When the App Store launched, there was one iPhone with one screen size and one pixel density. Designing your user interfaces was relatively simple and the technical debt of hard-coding them was cheap. Today, developers and designers face many challenges in creating apps that must work on dozens of different devices. Long gone are the days of 480x320. We can no longer depend on physical screen sizes and must always be prepared for the next generation of devices.
Devices have traits
In iOS 8, Apple introduced a new level of abstraction in the UIKit framework — UITraitCollection, an addition to iOS that has as far-reaching implications for developers as it does for designers, if not more.
UITraitCollection object describes the properties, or traits, of a user interface (UI) element.
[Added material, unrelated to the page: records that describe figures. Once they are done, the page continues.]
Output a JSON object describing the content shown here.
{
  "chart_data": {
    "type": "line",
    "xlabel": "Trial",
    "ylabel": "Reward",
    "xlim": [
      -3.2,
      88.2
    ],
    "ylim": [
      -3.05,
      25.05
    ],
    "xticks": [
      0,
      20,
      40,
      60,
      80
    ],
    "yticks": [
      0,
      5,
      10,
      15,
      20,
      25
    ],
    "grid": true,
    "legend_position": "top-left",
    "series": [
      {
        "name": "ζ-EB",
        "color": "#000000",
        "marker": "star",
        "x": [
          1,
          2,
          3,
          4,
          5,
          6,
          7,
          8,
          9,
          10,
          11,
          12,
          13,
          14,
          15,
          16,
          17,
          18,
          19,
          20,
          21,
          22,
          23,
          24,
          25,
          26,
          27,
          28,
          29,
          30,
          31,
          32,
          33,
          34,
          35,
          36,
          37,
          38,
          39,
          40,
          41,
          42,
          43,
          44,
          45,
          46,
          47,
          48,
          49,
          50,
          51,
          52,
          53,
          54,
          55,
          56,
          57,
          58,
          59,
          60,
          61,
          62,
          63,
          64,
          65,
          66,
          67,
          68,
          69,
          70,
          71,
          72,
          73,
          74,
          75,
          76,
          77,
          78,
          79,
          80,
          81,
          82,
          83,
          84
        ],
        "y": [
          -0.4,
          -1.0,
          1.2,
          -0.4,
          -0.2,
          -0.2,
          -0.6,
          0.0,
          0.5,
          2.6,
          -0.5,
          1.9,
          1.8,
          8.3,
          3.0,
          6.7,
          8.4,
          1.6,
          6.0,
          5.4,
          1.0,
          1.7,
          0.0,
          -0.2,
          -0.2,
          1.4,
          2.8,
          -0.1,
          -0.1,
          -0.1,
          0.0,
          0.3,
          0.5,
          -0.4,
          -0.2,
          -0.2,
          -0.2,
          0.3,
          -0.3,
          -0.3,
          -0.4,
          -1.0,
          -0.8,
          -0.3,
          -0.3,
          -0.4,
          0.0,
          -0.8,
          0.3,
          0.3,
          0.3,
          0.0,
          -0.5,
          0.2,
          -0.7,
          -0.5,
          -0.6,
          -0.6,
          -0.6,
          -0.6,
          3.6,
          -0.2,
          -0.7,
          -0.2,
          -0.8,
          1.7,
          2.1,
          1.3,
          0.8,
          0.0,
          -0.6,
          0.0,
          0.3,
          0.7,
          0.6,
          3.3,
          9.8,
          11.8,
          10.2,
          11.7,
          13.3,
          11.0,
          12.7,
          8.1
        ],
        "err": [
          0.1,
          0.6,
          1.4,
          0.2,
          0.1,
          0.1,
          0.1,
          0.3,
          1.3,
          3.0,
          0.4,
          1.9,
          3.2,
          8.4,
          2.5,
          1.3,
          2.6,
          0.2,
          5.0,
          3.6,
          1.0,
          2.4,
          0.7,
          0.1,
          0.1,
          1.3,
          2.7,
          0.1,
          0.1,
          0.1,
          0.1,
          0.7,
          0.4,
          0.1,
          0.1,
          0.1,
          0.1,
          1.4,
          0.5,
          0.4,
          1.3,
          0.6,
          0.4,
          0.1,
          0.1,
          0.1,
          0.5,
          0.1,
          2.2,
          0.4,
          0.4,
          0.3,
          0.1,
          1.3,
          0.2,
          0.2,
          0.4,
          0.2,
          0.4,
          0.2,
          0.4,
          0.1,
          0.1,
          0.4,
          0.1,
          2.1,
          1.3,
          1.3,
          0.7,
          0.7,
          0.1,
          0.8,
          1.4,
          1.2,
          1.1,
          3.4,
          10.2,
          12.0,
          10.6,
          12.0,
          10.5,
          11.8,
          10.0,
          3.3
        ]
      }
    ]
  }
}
These traits define a display scale (a Retina or non-Retina display), the user interface idiom (an iPhone or iPad), and most importantly a vertical and a horizontal size class. When combined with Auto-Layout, these new APIs empower developers and designers to redefine the ways in which they conceptualize their user interfaces. Trait collections complete our repertoire for designing adaptive UI.
Just as the iPhone 6 Retina HD display further reinforces the mandate for us to think about layouts in terms of abstract points rather than pixels, trait collections guide us into thinking about layouts in an entirely new manner. With trait collections, we can reason about device screen dimensions, orientations, and user interfaces in a generalized way.
A size class identifies a relative amount of display space for a UI element. There are two primary size classes in iOS 8, compact and regular. Every screen or view defines a size class for both its horizontal and vertical dimensions — that is, its width and height. Describing each dimension with a size class results in a total of four options: compact width, regular width, compact height, regular height. The size classes for all iOS devices are defined in the following diagram.
There’s a lot of information in this diagram. Let’s break down the most important details:
We no longer have dozens of physical devices. We have four abstract devices: Regular-Compact, Regular-Regular, Compact-Compact, Compact-Regular.
All iPhones (top left) in the portrait orientation have a regular height and a compact width. This means that your UI should behave and appear nearly the same on an iPhone 4S as it does on an iPhone 6 Plus.
All iPads (top right) in any orientation have a regular size class for both dimensions.
In the landscape orientation, iPhone 4/S, iPhone 5/S, and iPhone 6 (bottom left) have a compact size class for both dimensions. This is incredibly important as it highlights that physical device dimensions and size classes do not correspond one-to-one. For example, consider the iPhone 5. When in the portrait orientation it has a regular height and a compact width. Knowing this, your intuition may lead you to believe that when the device rotates, the size classes also “rotate” to yield a compact height and a regular width. However, this is not the case. When in the landscape orientation, the iPhone 5 has a compact width.
The iPhone 6 Plus in the landscape orientation is unique (bottom right). It is currently the only device that adopts a compact height and a regular width. In iOS 8, we find that this means when the iPhone 6 Plus is in the landscape orientation, its UI behaves similarly to the iPad. For example, Mail displays as a split view with the list of emails on the left and the currently selected email content on the right.
It is also possible for views, subviews, and view controllers to have size classes that differ from the “device” size classes above. There could even be multiple views or view controllers displaying on screen simultaneously, each with unique size classes. For example, a popover on iPad could be Regular-Compact, which means it would display full-screen on an iPhone. However, this is a minor detail. The code that you write should only be concerned with doing the right thing for the appropriate size classes.
Finally, I should note that iOS 8 also provides an unspecified size class, which essentially means any size class. In other words, an unspecified size class means that a view should always display and behave the same way, regardless of other UI elements or the current device.
Working in a new dimension
What do these changes mean? Developers and designers should abandon thinking in terms of pixels and devices in favor of thinking in terms of size classes and adaptive layouts. Creating pixel-perfect mockups is no longer feasible. Don’t ask how a UI layout should look on an iPhone. Instead, ask how it should appear for a regular height and a compact width. How should the content change for a regular width? For a compact height? Should certain UI elements move to new locations? Should certain UI elements hide or appear? Should any UI elements change size? These are the kinds of questions that we need to be asking and answering.
Implementing adaptive UI successfully requires thinking about the attributes of devices, not devices themselves. For designers, investigating the built-in apps in iOS 8 on different devices is a great place to see examples and start understanding these new paradigms. Developers, see the Size Classes Design Help developer guide.
Adapting to future devices
With iOS 8, Apple has provided developers and designers with the tools they need to prepare for the future. Which size classes will the next iPhone have? The next iPad? Will there be new size classes? I’m looking at you, Apple Watch.